Tomb Raider, Total War: Shogun 2, And WoW: Mists Of Pandaria
Tomb Raider
The built-in benchmark for Tomb Raider shows that the Alienware system's GeForce GTX 680M falls shy of delivering the 30 FPS average we're looking for. Meanwhile, the MSI’s overclocked GeForce GTX 780M manages a more comfortable 42 FPS, and the Eurocom Panther 5D leverages SLI to remain far ahead at every resolution.
Total War: Shogun 2
None of these machines have any problems playing Shogun 2 at its highest settings. What's more, we get a good sense of how the GeForce GTX 680M, 780M, and two 680Ms in SLI scale up.
Disabling anti-aliasing yields a massive performance increase.
This is largely an academic test, since the higher-resolution benchmark was plenty playable. However, dropping to 720p relieves enough of the graphics workload that MSI's GT70 almost catches Eurocom's more potent platform.

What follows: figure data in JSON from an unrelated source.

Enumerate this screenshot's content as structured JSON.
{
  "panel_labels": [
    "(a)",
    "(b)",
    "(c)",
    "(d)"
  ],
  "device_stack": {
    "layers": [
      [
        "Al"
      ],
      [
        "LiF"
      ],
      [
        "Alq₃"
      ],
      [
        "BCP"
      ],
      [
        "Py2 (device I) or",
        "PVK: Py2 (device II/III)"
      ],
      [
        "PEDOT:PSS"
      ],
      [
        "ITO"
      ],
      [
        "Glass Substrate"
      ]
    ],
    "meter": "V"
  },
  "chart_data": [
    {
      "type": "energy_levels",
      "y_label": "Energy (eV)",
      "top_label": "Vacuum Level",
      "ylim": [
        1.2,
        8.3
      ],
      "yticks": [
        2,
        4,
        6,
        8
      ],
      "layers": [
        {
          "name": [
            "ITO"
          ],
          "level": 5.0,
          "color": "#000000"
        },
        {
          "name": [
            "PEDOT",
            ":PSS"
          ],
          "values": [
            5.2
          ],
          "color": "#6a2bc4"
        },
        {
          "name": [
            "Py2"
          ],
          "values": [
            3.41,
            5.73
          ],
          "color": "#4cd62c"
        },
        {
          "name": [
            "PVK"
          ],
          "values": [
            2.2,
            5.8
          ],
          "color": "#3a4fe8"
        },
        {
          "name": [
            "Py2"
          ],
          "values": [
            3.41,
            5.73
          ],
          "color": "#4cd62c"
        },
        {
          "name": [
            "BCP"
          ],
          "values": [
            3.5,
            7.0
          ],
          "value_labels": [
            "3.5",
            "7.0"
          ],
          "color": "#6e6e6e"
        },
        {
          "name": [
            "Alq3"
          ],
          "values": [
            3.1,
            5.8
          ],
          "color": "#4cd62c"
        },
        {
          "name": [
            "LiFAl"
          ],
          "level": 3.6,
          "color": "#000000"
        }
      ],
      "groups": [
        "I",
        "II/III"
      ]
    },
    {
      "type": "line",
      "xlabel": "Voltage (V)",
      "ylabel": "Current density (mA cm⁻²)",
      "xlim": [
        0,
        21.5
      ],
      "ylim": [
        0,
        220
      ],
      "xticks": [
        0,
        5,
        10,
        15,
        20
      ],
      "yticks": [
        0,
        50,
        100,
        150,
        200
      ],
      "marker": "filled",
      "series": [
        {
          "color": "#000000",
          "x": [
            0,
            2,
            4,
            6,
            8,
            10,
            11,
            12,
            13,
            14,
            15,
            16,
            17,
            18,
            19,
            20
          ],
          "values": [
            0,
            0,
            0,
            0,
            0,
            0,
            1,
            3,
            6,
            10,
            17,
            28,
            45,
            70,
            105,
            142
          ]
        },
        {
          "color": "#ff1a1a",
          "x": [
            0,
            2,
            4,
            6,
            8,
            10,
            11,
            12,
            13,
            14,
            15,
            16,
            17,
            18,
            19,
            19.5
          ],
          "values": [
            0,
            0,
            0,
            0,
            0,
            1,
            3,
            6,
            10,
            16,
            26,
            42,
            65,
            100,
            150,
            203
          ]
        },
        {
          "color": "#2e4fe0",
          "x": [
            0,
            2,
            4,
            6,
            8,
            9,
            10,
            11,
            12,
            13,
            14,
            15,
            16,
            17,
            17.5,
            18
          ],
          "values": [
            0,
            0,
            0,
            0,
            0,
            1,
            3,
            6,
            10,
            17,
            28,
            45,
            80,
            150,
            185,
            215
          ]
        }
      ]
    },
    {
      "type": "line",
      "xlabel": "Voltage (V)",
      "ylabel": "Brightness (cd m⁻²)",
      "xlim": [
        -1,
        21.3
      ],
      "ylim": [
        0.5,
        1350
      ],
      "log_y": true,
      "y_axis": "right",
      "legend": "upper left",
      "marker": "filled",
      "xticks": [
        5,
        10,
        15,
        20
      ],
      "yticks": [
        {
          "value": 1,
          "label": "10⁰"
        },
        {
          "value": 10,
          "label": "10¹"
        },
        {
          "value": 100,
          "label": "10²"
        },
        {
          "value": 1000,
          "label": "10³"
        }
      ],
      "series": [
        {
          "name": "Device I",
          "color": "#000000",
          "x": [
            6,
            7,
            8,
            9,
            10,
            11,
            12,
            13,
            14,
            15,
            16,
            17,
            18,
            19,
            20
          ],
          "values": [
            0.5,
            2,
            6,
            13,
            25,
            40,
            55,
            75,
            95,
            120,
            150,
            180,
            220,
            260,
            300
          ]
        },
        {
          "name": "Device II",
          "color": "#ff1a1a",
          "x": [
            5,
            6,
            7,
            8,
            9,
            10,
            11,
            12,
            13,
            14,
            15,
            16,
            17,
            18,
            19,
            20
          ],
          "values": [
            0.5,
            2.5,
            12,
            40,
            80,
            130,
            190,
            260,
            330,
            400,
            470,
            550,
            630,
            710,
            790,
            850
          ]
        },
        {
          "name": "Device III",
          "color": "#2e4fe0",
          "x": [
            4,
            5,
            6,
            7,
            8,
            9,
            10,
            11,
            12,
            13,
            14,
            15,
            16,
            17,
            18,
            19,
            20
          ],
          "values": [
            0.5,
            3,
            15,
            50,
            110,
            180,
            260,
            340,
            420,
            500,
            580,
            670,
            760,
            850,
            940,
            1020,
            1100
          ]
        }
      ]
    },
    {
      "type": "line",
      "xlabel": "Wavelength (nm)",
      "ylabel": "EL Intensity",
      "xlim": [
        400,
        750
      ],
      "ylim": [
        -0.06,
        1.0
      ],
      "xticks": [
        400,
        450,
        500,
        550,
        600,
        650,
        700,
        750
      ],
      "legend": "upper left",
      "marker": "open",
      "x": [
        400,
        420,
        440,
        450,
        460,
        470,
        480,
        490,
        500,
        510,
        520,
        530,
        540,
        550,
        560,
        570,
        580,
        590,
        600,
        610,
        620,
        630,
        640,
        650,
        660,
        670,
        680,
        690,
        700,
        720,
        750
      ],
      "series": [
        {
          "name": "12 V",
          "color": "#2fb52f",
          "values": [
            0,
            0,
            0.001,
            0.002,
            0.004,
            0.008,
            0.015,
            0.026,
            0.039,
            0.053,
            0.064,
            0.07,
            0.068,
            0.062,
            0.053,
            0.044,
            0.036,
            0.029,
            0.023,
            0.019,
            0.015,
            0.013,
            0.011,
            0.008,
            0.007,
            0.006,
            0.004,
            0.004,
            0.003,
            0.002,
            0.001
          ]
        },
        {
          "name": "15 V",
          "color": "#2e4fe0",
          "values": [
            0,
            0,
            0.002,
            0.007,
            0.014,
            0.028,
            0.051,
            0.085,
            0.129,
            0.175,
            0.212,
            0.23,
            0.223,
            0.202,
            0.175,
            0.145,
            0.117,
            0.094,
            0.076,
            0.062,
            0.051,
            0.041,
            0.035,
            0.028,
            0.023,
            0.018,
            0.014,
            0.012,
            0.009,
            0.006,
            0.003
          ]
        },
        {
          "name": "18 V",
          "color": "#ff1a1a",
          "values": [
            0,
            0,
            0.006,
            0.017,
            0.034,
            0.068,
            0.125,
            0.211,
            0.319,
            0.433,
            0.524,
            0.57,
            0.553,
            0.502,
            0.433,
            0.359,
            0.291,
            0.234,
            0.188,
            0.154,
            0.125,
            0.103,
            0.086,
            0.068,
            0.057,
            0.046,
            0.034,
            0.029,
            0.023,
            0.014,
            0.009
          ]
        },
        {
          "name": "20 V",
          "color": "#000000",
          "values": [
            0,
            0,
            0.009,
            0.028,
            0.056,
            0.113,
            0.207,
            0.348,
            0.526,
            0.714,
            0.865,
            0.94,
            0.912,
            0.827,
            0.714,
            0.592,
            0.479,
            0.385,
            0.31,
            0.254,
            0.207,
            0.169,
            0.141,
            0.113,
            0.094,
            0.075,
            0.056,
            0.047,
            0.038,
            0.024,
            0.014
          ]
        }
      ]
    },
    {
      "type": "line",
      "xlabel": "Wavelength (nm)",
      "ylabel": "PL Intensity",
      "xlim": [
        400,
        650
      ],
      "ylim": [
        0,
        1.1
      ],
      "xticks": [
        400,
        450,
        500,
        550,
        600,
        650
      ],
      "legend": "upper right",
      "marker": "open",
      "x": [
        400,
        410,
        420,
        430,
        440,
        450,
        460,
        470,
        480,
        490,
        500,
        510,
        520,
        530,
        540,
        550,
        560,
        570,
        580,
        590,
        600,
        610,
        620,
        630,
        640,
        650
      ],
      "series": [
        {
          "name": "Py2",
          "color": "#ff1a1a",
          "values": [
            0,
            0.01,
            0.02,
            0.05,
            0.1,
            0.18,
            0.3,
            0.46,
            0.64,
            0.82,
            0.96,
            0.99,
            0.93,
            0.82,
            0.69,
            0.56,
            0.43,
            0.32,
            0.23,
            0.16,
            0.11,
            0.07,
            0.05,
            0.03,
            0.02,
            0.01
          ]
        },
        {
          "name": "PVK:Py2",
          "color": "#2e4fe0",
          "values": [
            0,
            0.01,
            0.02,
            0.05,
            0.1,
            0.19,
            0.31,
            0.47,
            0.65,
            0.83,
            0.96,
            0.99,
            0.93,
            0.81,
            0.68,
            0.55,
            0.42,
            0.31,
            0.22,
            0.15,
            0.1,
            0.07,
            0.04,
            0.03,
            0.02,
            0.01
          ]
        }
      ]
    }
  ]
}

World Of Warcraft: Mist Of Pandaria
World of Warcraft: Mists of Pandaria offers a lush expansion with detailed new worlds. One of the most demanding sections of the game is in Honeydew Village. Placing a character directly in-between the guards of the entrance to the city when it’s raining in-game, then panning the camera just above the grassy hill beside them brings a very high number of moving objects into view. It is one of the worst-case scenarios that we’ve found in the game.
There are a ton of moving components in our test sequence. Each machine delivers excellent frame rates, with only the Eurocom platform showing signs of an outright processor bottleneck.
The best-looking settings are plenty playable, so there's no real reason to drop to Blizzard's High preset. If you were to, however, performance would shoot up palpably.
It takes a GeForce GTX 780M to cause Intel's fastest Haswell-based mobile processor to show up as a bottleneck in this game. The lower-end GeForce GTX 680M in Alienware's M18x still scales paired to its Ivy Bridge-based CPU.